The naked body of a girl was found in a car park in Maarsbergen, near Utrecht, in October 1976, but despite numerous appeals the victim has never been identified. Police say the girl, thought to be 12 to 15 years old, had been dead for several months when she was discovered.
Two leads in the case indicated a possible German connection. A taxi driver said a drunken passenger had told him the woman came from the Ruhr city of Essen, and another witness said he had given a lift to the victim and a man, both of whom spoke German.
In 2006 a 3D reconstruction of the girl’s head was made in a fresh bid to identify her. The Midden-Nederland police division set up a cold case team and the murder has featured in the police appeal show Opsporing Verzocht and its German equivalent.

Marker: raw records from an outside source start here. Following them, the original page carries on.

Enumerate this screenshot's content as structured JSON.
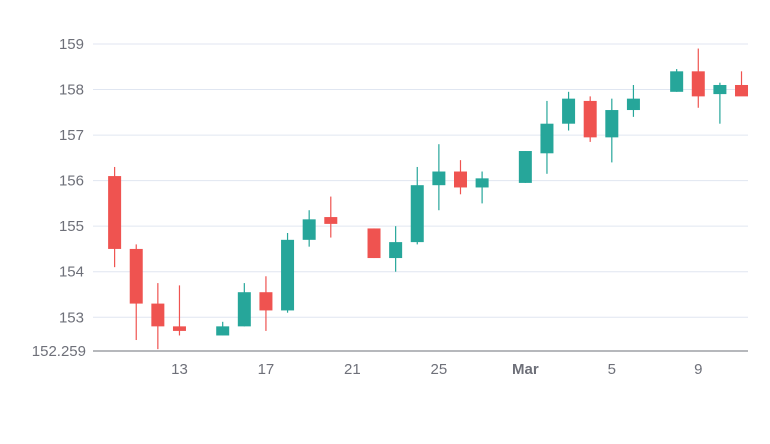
{
  "chart_data": {
    "type": "candlestick",
    "ylim": [
      152.259,
      159
    ],
    "y_ticks": [
      "159",
      "158",
      "157",
      "156",
      "155",
      "154",
      "153"
    ],
    "y_min_label": "152.259",
    "x_ticks": [
      {
        "label": "13",
        "day": 13,
        "bold": false
      },
      {
        "label": "17",
        "day": 17,
        "bold": false
      },
      {
        "label": "21",
        "day": 21,
        "bold": false
      },
      {
        "label": "25",
        "day": 25,
        "bold": false
      },
      {
        "label": "Mar",
        "day": 29,
        "bold": true
      },
      {
        "label": "5",
        "day": 33,
        "bold": false
      },
      {
        "label": "9",
        "day": 37,
        "bold": false
      }
    ],
    "x_range_days": [
      9,
      39.3
    ],
    "grid": true,
    "colors": {
      "up": "#26a69a",
      "down": "#ef5350",
      "grid": "#e0e6f1",
      "axis": "#6e7079"
    },
    "candles": [
      {
        "day": 10,
        "open": 156.1,
        "high": 156.3,
        "low": 154.1,
        "close": 154.5
      },
      {
        "day": 11,
        "open": 154.5,
        "high": 154.6,
        "low": 152.5,
        "close": 153.3
      },
      {
        "day": 12,
        "open": 153.3,
        "high": 153.75,
        "low": 152.3,
        "close": 152.8
      },
      {
        "day": 13,
        "open": 152.8,
        "high": 153.7,
        "low": 152.6,
        "close": 152.7
      },
      {
        "day": 15,
        "open": 152.6,
        "high": 152.9,
        "low": 152.6,
        "close": 152.8
      },
      {
        "day": 16,
        "open": 152.8,
        "high": 153.75,
        "low": 152.8,
        "close": 153.55
      },
      {
        "day": 17,
        "open": 153.55,
        "high": 153.9,
        "low": 152.7,
        "close": 153.15
      },
      {
        "day": 18,
        "open": 153.15,
        "high": 154.85,
        "low": 153.1,
        "close": 154.7
      },
      {
        "day": 19,
        "open": 154.7,
        "high": 155.35,
        "low": 154.55,
        "close": 155.15
      },
      {
        "day": 20,
        "open": 155.2,
        "high": 155.65,
        "low": 154.75,
        "close": 155.05
      },
      {
        "day": 22,
        "open": 154.95,
        "high": 154.95,
        "low": 154.3,
        "close": 154.3
      },
      {
        "day": 23,
        "open": 154.3,
        "high": 155.0,
        "low": 154.0,
        "close": 154.65
      },
      {
        "day": 24,
        "open": 154.65,
        "high": 156.3,
        "low": 154.6,
        "close": 155.9
      },
      {
        "day": 25,
        "open": 155.9,
        "high": 156.8,
        "low": 155.35,
        "close": 156.2
      },
      {
        "day": 26,
        "open": 156.2,
        "high": 156.45,
        "low": 155.7,
        "close": 155.85
      },
      {
        "day": 27,
        "open": 155.85,
        "high": 156.2,
        "low": 155.5,
        "close": 156.05
      },
      {
        "day": 29,
        "open": 155.95,
        "high": 156.65,
        "low": 155.95,
        "close": 156.65
      },
      {
        "day": 30,
        "open": 156.6,
        "high": 157.75,
        "low": 156.15,
        "close": 157.25
      },
      {
        "day": 31,
        "open": 157.25,
        "high": 157.95,
        "low": 157.1,
        "close": 157.8
      },
      {
        "day": 32,
        "open": 157.75,
        "high": 157.85,
        "low": 156.85,
        "close": 156.95
      },
      {
        "day": 33,
        "open": 156.95,
        "high": 157.8,
        "low": 156.4,
        "close": 157.55
      },
      {
        "day": 34,
        "open": 157.55,
        "high": 158.1,
        "low": 157.4,
        "close": 157.8
      },
      {
        "day": 36,
        "open": 157.95,
        "high": 158.45,
        "low": 157.95,
        "close": 158.4
      },
      {
        "day": 37,
        "open": 158.4,
        "high": 158.9,
        "low": 157.6,
        "close": 157.85
      },
      {
        "day": 38,
        "open": 157.9,
        "high": 158.15,
        "low": 157.25,
        "close": 158.1
      },
      {
        "day": 39,
        "open": 158.1,
        "high": 158.4,
        "low": 157.9,
        "close": 157.85
      }
    ]
  }
}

Dutch and German authorities have now given police permission to search DNA databases to see if they can find a match for the victim. ‘It could be a missing person or someone who has been in contact with the authorities,’ Wim Perlot of the cold case team told Nos.
The victim is known as the Heul girl, after the car park where she was found. Checks on her bones and hair indicate she had spent the first seven years of her life in the Ruhr area of Germany.